1. Commitment to continue a worthwhile program. None of us at Drexel involved with the conference had ever experienced an EBLIP conference. Learning about this specialized but broadly applicable approach to using data for decisions resonated with other work many of us do, and the opportunity felt like a perfect match to support our professional values.
2. Not as bad as we thought. In retrospect, members of the Local Arrangements Group – and particularly its chair – realized that what seemed to be overwhelming last year wasn’t so bad after all. A “can-do” attitude goes a long way in making the huge tasks manageable.
3. Bringing people together makes it all worthwhile. We were told that the conference traditions called for dancing at the gala dinner. But after the food was served and eaten, no one was on the dance floor as the DJ spun his tunes. Several local volunteers rose to the occasion and started a conga line that restored the tradition. They ended their task by sitting down and watching the merriment and giggles on the dance floor. One Drexel planner said, “This is what makes it all worthwhile—bringing happy folks together.”

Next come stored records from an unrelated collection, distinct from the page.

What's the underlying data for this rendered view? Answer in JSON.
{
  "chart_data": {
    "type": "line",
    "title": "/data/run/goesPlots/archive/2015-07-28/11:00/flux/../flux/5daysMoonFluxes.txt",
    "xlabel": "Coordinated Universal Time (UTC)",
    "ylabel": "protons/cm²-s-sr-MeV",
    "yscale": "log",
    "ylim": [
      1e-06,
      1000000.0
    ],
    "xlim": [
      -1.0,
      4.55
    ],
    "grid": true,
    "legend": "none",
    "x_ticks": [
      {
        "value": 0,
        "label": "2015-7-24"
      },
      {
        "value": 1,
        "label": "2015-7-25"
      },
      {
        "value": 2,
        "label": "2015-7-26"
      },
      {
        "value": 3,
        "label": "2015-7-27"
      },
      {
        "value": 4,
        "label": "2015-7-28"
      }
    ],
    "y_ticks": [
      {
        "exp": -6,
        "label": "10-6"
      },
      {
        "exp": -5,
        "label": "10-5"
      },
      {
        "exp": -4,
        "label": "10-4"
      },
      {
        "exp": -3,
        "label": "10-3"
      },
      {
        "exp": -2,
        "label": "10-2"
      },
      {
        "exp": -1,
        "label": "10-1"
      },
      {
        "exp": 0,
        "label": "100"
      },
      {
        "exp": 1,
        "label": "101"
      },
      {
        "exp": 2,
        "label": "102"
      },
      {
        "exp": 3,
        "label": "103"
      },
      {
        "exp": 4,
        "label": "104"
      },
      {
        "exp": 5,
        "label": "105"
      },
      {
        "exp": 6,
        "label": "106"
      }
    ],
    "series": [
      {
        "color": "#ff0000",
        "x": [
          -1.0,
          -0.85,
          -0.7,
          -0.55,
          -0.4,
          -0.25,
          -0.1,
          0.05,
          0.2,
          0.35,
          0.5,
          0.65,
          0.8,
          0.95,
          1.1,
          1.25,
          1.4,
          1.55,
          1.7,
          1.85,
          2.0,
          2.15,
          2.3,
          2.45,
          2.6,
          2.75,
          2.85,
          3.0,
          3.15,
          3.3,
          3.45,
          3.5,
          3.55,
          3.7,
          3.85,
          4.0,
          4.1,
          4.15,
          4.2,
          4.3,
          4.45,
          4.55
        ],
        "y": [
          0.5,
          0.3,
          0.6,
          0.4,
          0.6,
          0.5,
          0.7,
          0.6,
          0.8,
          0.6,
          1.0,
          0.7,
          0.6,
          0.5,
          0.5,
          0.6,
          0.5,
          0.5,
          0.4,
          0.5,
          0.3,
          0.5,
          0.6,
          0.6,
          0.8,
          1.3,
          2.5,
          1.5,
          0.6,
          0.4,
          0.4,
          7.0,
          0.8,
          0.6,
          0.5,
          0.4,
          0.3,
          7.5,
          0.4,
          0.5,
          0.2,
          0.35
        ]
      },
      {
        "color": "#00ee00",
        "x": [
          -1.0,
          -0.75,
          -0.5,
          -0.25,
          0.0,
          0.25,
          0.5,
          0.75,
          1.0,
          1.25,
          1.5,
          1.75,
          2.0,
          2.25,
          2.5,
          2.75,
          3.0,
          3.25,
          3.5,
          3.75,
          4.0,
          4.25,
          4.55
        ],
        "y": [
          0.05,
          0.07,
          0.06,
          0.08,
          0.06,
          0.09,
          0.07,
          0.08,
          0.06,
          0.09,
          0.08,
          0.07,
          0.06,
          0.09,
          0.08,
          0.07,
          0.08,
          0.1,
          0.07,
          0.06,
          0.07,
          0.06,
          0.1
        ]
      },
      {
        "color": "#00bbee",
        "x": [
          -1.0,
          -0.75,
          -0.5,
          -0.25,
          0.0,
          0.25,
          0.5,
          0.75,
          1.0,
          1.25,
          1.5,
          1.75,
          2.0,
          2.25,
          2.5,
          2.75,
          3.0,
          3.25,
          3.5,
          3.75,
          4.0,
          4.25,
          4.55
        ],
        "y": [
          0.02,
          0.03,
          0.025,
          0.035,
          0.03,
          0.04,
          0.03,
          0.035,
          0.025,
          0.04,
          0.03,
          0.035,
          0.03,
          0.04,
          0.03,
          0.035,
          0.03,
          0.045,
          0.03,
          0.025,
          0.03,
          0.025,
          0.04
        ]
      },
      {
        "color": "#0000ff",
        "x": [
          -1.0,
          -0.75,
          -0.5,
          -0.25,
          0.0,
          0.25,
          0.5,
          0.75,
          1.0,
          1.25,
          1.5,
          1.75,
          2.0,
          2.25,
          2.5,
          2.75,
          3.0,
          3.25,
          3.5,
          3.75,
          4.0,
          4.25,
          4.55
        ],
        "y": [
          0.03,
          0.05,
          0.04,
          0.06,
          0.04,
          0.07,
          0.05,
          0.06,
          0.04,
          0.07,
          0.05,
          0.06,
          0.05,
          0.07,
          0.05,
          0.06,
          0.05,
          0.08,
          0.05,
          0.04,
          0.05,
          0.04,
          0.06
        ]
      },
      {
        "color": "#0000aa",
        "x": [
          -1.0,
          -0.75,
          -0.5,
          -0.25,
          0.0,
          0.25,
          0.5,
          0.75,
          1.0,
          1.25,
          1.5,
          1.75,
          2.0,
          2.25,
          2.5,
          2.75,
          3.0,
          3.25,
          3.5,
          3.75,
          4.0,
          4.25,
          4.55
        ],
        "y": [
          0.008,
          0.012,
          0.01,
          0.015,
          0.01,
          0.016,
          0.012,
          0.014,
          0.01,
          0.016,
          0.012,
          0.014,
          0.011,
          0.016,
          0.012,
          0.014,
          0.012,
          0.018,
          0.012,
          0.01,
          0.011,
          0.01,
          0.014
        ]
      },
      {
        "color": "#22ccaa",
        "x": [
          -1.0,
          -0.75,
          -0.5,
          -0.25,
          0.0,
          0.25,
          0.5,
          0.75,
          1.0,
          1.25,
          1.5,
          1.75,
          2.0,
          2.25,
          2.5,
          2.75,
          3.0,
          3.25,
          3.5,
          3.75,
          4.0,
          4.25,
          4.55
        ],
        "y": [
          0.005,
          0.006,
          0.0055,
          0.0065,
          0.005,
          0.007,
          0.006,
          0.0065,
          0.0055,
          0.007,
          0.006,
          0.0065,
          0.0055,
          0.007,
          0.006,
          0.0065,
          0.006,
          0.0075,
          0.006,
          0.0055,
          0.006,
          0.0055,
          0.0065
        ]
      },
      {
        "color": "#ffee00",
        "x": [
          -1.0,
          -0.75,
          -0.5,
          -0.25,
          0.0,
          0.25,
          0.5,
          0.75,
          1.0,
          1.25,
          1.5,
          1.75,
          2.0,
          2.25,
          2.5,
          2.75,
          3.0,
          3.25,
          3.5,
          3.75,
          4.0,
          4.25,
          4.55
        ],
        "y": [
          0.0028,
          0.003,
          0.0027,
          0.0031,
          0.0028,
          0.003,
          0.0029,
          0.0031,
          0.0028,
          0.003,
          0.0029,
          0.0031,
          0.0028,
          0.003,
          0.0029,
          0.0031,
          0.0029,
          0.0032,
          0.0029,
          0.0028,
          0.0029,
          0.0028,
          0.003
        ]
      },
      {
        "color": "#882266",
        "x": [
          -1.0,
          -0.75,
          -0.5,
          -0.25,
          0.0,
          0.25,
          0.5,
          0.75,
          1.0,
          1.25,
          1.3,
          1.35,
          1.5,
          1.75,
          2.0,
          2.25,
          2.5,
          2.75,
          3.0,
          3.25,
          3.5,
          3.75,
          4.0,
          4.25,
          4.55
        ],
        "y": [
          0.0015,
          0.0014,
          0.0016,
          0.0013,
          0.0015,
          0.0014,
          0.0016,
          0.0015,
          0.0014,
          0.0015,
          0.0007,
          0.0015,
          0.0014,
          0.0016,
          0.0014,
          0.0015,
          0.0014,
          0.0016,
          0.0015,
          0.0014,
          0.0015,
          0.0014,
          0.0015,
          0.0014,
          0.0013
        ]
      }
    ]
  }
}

4. Feeling appreciated goes a long way to happiness. At the closing event, different conference organizers gave thanks on behalf of the attendees with lovely comments and gifts. Even though perhaps expected, these were very well appreciated when stated publicly. Then the totally unexpected and unsolicited comments took feelings of appreciation over the top. Tweets and in-person comments shared such phrases as, “This is the best conference I’ve ever attended.” A scholarship winner from another continent asked to have his picture taken with organizers and excitedly sent the photo with his conference report to colleagues back home. The following week at the American Library Association’s annual conference, I was sitting at a luncheon hosted by a big international vendor, and a library director came to me and asked if Drexel had not just hosted a conference. When I acknowledged EBLIP9, he shared that a staff member attended it and told him with much enthusiasm how great the experience was. As I shared these various expressions with staff involved with the conference planning, the smiles and joy that came over their faces reminded me how the little comments sometimes come with the biggest rewards.
[Photo: Peter Gatit (left), one of the conference scholarship winners, and Danuta Nitecki (right), co-chair of the local organizing committee, pose for a photo during EBLIP9.]
5. Bringing pride to Drexel. One attendee – only after the conference – sent a note identifying himself as a Drexel alum. He shared his pride of being associated with the institution that hosted the conference, and that bond brought pride to the rest of us as well.
Yes, it is a lot of work to host a conference, but the results are hard to get all together through any single other project. Our new fiscal year begins this week amidst numerous changes and new challenges, but with a special spirit the EBLIP9 conference brought us—that with the right idea to get behind, with our can-do attitude, and with joy in bringing benefit to others—the Drexel Libraries staff can tackle anything.
Thank you to the EBLIP community for giving us the chance to realize these basic principles and to colleagues on campus and around the city for working with us to have made the conference happen.